Number four on the ICIP is funding to upgrade the EMRTC bridge on the access road to EMRTC, a $3 million project. Monette said the bridge has been safety downgraded by the NM Highway Department from 40 tons to 10 tons.
“You know, when the semis going in there with munitions and stuff, we have to go out and open a gate so it can drive through the arroyo to bypass the bridge itself,” he said. “We asked for funding for that through Sen. Ben Ray Lujan’s office, but it was turned down by the Senate.
“We also applied with the highway department again for a grant to redesign it, analyze it, and see what needs to be done.
“Since you probably know with 99 percent of these projects, if they are not shovel-ready or pre-engineered, you’re not going to get funded for them. So we’re beating the bushes everywhere we can get funding for these projects.”
The fifth priority concerns streets in the vicinity of Sarracino Middle School.
“Basically, Gianera, Skylark, Otero and Fischer,” Monette said. “We’re $1 million to try to get those repaved. In that area, there’s a lot of caliche, clay that just tears up the roads. You have to dig it out, and put in a sub base.”

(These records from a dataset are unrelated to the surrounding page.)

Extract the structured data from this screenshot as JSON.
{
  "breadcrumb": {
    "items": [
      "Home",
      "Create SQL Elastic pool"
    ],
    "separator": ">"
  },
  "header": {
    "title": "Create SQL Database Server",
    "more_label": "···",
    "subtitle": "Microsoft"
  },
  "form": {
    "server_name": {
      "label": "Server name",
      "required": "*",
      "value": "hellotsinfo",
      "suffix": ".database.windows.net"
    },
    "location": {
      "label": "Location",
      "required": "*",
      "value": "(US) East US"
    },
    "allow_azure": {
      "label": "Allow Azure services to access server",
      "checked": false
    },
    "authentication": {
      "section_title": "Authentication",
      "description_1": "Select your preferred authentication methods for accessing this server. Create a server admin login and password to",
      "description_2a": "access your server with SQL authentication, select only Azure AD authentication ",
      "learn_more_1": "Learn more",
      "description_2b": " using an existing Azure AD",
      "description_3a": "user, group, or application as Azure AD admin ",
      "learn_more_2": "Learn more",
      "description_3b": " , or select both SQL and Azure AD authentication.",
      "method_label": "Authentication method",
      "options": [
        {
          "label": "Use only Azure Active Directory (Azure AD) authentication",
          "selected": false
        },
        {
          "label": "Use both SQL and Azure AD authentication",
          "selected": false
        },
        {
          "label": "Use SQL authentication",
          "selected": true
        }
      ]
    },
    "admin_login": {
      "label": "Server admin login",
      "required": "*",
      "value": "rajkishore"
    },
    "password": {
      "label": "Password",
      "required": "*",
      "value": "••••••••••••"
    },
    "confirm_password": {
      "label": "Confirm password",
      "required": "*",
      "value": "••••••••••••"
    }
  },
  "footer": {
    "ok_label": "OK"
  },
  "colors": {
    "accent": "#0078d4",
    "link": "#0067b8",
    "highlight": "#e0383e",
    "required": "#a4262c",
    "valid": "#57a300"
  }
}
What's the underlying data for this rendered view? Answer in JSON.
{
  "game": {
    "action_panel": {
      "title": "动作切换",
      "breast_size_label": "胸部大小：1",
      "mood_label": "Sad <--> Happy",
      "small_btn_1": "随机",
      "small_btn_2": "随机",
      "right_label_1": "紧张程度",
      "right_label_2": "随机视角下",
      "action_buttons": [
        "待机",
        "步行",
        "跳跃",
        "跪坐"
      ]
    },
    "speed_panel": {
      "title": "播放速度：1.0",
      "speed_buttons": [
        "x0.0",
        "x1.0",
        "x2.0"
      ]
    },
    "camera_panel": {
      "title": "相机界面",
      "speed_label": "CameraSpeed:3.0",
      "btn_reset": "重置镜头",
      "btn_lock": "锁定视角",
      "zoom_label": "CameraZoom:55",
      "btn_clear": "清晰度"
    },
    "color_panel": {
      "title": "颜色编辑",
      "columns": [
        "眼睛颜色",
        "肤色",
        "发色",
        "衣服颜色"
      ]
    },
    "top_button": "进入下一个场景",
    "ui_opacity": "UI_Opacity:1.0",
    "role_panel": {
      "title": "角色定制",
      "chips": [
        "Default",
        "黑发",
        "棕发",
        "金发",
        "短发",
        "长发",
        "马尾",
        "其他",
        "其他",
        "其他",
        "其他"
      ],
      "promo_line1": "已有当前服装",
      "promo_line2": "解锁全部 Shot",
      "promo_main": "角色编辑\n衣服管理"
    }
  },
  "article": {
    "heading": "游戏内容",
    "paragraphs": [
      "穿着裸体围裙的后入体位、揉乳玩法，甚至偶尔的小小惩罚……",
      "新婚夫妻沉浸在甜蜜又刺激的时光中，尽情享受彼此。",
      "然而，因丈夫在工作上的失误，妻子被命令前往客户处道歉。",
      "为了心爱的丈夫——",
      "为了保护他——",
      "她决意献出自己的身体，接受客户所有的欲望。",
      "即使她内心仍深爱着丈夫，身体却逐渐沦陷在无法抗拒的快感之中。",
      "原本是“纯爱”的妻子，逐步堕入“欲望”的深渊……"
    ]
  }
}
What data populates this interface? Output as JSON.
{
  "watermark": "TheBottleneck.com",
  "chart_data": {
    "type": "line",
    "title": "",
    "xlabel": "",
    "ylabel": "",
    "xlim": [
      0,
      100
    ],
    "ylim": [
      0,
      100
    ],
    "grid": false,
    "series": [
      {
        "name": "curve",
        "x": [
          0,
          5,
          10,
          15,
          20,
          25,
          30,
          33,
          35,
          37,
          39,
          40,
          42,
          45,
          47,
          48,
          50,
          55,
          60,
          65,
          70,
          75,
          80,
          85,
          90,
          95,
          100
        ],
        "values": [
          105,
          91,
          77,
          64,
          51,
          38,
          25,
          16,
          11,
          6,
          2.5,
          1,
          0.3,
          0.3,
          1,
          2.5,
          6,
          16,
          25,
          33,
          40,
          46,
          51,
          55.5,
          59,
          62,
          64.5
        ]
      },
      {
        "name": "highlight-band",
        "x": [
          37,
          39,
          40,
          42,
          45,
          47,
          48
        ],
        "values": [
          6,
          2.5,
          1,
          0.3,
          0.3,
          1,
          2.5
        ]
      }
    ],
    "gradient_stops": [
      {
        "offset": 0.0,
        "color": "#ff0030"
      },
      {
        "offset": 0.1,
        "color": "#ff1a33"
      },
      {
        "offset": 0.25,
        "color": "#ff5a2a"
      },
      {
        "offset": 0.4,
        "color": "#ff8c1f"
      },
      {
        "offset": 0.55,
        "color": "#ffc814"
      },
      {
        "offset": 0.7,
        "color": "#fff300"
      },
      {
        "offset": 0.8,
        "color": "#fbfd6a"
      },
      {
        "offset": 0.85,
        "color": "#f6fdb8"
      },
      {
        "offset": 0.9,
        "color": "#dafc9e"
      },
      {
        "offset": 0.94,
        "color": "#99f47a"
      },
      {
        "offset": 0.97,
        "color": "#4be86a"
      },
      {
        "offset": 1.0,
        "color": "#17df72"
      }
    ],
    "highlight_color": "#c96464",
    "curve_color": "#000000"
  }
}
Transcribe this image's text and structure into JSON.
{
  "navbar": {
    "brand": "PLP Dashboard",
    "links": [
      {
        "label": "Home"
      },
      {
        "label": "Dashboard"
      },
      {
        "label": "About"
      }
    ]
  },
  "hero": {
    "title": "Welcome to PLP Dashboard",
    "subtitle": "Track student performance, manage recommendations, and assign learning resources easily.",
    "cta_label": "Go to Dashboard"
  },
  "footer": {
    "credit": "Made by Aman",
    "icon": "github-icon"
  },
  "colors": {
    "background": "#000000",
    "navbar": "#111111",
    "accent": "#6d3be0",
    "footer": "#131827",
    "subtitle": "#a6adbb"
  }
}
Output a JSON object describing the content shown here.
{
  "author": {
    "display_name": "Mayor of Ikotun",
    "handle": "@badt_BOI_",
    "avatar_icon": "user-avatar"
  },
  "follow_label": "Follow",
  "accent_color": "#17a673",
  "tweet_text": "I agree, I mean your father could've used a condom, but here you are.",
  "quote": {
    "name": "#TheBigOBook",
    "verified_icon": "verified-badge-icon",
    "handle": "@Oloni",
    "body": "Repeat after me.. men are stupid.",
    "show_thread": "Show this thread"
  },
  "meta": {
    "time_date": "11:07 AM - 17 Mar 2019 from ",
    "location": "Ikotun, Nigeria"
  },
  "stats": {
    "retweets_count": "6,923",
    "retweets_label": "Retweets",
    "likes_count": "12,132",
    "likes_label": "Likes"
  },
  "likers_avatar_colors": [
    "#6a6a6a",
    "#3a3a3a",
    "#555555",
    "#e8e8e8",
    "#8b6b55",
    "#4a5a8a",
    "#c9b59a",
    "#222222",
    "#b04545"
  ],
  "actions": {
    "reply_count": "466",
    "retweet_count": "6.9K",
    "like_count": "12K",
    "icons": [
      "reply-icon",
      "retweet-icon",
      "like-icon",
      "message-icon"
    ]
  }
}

More roads are further down the list.
“It’s actually a request that came from the public. It’s for repaving Leroy, Lopezville, Walkway, Cassity and Mary Place,” he said. “During our sewer project, those streets got torn up.”
That project is projected to run about $1 million.
“With that funding, we can probably do a complete rebuild like we did on Bullock,” Monette said. “Either mill it and overlay it or just overlay it.”
Further down the list are the fiber loop, rodeo arena, and convention center.
“We still have the electricity plan on there because that’s still a goal,” he said.
The now-approved ICIP has to be submitted by August 19 to be considered by the 2023 Legislative Session which convenes on Jan. 17.